Charis tirou Luna da bainha e posicionou-a no pescoço de Hyoga, com o olhar sério.
“Então você mentiu, e a deusa o protegeu.”
“Sim… Perdoe-me por ter mentido. Fiz isso para proteger Lyris. Você tem razão, Ikki, não sou tão diferente de vocês.”
“E se eu matá-lo aqui?”
“Pode fazê-lo, Charis, não vou fugir.”
Charis permaneceu naquela posição por um minuto inteiro, a decidir o destino de Hyoga. Um fio de sangue escorreu do pescoço do cavaleiro, na tensão do momento. Entretanto, Charis desistiu e afastou-se.
“Se eu não executá-lo, preciso ser morta. Mas igualmente toda a população precisa ser morta, com a verdade revelada por Myles.

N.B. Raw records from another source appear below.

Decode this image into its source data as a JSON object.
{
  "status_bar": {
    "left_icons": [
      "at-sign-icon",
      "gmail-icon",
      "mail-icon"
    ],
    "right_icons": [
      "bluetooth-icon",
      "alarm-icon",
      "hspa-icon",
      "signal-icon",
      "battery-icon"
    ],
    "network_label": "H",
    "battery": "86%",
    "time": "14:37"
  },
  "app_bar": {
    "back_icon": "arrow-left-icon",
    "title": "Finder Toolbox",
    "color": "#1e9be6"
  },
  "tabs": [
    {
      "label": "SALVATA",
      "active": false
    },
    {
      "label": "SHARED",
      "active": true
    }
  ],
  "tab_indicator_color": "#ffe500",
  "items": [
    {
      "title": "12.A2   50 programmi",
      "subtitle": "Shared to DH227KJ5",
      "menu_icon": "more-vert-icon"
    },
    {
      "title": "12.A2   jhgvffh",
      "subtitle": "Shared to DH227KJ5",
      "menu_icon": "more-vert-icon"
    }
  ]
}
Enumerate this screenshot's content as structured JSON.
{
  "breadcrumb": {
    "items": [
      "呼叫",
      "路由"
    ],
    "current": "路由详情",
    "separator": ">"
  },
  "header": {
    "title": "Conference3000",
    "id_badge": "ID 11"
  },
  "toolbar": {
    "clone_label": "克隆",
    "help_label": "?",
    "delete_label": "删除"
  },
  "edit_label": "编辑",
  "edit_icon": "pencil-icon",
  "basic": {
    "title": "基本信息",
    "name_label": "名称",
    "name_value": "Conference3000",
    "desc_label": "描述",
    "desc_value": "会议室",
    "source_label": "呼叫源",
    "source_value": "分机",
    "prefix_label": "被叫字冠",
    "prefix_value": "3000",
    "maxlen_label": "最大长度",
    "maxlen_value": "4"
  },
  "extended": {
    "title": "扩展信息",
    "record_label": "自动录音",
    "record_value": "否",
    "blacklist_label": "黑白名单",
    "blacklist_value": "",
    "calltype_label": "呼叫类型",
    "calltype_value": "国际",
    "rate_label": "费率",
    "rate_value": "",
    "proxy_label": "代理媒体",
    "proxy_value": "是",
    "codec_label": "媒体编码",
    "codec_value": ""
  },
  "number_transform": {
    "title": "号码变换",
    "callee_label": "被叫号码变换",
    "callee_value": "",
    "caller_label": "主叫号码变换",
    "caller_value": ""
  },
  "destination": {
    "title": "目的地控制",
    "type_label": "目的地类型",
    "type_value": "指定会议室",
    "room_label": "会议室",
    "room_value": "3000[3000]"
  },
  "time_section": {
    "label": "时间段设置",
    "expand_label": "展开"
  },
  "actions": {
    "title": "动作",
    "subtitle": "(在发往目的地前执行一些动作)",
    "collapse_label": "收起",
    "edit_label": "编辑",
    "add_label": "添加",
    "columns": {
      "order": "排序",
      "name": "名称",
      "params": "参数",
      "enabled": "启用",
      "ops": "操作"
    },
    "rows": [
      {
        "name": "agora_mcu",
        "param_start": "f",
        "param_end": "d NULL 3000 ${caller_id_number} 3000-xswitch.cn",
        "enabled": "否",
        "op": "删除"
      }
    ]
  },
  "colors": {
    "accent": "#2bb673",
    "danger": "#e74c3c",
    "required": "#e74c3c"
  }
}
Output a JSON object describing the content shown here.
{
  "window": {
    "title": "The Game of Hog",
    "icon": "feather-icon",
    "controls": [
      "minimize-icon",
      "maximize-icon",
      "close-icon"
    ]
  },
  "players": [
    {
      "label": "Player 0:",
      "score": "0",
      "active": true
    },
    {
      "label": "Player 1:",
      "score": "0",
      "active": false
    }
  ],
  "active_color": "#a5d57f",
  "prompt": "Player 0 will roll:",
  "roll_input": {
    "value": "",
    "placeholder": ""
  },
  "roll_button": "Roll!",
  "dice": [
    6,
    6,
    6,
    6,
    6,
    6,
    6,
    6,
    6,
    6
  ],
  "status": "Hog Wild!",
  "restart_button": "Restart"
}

O meu avô também deveria ter morrido por suicídio após tudo aquilo, era o que a honra dele mandava. Mas todas essas pessoas à minha volta… mentiram para proteger mais alguém. A verdade é visível e clara, e essa é a verdade.”
Luna caiu no chão, e duas lágrimas rolaram pelo rosto corado.
“Eu achava que ser líder era uma missão nobre… Mas agora… Aonde minha honra vai se eu mentir para todos, se eu permitir que Hyoga viva? Onde estará a honra?”
“Eu já nem sei mais onde está a minha”, disse Hyoga. “Minha honra? Onde está, se eu já menti para vocês? Onde está, se fui escravo e prisioneiro? Mas Charis… Minha desonra permite que Lyris viva e crie Iakodos. Ela permite que os humanos que salvei vivam. E Charis, eles vivem com honra. Eles resgatam a minha honra. Não estou lhe ensinando nada, apenas emitindo a minha opinião. Você decide o que quer fazer. Eu decidi viver minha vida assim. A partir de agora, cada um decide o que fazer. Eu vou ficar e lutar para proteger a minha família, ao lado de meus amigos. E se eu precisar mentir para salvar outras vidas, mentirei. E se seu precisar ser morto por isso, darei meu pescoço com prazer.”
E oferecendo-lhe o pescoço, acrescentou:
“O que você vai fazer?”
Charis desviou o olhar, indecisa. Guardou Luna na bainha e dirigiu-se à saída.
“Vou até Kedreatis.”
“Ela precisa do tempo”, disse Hyoga, com um triste sorriso no rosto.